Problemas? Existem, lógico! O Blazer é um SUV por definição: montagem chassis-carroceria, centro de gravidade alto e ruim de curva. A suspensão traseira por eixo rígido com feixe de molas e a suspensão dianteira macia dão ao carro o comportamento dinâmico de um palhaço andando de um pé só, por sobre um colchão d’água. 

Acha que estou exagerando? Passe com um sobre uma depressão em uma rodovia a mais de 110 km/h para ver… Além da oscilação normal, para cima e para baixo, a frente aponta levemente para a esquerda e para a direita, dando ao motorista mais atento a sensação de que o carro “dança” sobre a suspensão. Não traz risco, é apenas como o conjunto se comporta. 

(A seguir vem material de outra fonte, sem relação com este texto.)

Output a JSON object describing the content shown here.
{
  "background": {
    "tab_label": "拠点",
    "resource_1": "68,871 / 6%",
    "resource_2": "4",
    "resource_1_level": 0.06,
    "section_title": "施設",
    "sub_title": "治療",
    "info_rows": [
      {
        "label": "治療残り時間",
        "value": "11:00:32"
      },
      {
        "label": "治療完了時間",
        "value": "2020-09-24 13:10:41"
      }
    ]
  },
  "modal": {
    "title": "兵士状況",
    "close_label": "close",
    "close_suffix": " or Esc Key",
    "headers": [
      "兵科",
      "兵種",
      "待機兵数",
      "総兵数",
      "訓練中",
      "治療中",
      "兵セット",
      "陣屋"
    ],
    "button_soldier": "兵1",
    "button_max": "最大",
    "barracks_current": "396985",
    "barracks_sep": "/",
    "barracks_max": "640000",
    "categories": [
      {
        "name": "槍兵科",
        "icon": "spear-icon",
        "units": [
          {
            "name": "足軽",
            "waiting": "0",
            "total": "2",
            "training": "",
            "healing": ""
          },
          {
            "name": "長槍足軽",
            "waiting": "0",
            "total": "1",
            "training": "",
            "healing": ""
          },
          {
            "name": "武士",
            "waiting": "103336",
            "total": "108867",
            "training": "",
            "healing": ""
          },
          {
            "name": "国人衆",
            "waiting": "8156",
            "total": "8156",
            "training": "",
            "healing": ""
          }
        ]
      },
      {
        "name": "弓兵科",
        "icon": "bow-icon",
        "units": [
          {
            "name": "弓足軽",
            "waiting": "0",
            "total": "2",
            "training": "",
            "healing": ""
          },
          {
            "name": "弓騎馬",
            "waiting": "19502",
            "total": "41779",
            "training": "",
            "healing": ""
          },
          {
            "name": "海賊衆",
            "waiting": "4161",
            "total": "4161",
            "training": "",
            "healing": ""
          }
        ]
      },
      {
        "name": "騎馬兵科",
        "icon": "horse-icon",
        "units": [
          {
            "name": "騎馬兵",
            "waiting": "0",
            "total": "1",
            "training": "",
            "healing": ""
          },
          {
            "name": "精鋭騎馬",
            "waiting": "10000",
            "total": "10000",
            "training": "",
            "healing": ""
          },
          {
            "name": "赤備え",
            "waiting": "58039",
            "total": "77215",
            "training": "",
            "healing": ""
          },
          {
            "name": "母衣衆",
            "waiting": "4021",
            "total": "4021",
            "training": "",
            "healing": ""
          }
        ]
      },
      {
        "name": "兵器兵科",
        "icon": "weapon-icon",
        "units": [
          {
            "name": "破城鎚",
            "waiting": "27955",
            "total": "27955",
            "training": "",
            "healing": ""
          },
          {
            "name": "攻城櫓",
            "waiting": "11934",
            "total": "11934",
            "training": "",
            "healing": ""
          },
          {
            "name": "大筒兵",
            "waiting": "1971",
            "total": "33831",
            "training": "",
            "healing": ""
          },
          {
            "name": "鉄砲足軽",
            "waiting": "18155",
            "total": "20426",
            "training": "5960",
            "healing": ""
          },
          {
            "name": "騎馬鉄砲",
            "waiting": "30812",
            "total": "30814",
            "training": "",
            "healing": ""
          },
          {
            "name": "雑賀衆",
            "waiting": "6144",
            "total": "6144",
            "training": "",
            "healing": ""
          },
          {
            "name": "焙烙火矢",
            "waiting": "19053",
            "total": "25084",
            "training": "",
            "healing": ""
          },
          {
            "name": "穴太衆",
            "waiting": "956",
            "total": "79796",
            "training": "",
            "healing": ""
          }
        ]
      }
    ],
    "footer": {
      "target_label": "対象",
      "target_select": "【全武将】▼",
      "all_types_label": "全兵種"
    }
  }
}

O problema aqui é que o Blazer mais novo do Brasil tem 11 anos... A suspensão dianteira é do tipo dupla balança, duplo-A ou double wishbone, como queiram chamar, e permite a regulagem de cáster e câmber. 

Se o conjunto não estiver íntegro, essa regulagem se perde, piorando muito o comportamento dinâmico. Mesmo que o carro não puxe para algum lado andando reto e no plano, vai puxar muito quando a suspensão trabalhar. Isso, sim, traz riscos.

O Blazer possui dois braços de direção, um para cada lado, e bieletas na suspensão que comumente apresentam folgas. A princípio, não é algo preocupante nem acarreta falha a curto prazo, mas gera ruídos e aquela sensação de folga no volante. 

Na suspensão traseira, o que pode incomodar é o barulho, aquele rangido característico de feixe de molas, além da reação mais firme em quebra-molas e depressões.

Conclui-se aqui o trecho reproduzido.